The year has already seen Australian telecom giant Telstra setting up its global in-house centre spread over 250,000 sq. ft. space in Embassy Tech Village. Amazon has been adding six to eight thousand jobs in the city over the last few years.

Google and Deloitte are expanding their footprint in the city. Ikea has been looking for land but a final word is yet to be heard. Walmart has come up with a tech centre on the ORR and is acquiring space in Cessna Park.

After co-working, co-living has emerged as the new asset class in the city. Currently, the existing facilities in the city offer 5,000 to 7,000 beds. But, the city may be looking for facilities with around 30,000 to 40,000 beds in the next two years as the young people are switching preference to co-loving spaces from PGs that offered bare essentials of existence.

This has happened mainly due to induction of new technology where aggregation dispenses the dependability on human hands. A diversity of sources spoken to within the CRE sector were unanimous that only larger volume lends profitability to the sector.

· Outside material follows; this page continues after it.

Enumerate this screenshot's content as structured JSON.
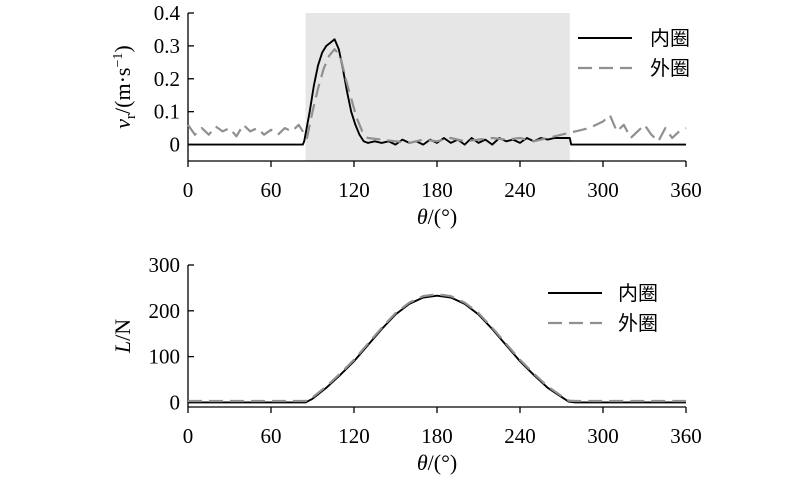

These spaces, mainly counted in terms of beds (instead of sq. ft. space), provide adequate private space (around 200 sq. ft), common lounges, TV rooms and gyms and come studded with housekeeping services, laundromats (coin-wash), barbeques, and personal safety features (such as digital locks, facial recognition access, emergency response team etc). With no ready stock, this sector is all likely to register soaring growth in months ahead.

Early this week, Embassy Group announced taking up co-living as a new business initiative. The Group said it is taking up construction of facilities with 20,000 beds initially and will take the number to over a lakh beds in the next five years.

The company is making forays into the sector under EPDPL Co-Living Private Limited and will target growing migrant millennial workforce.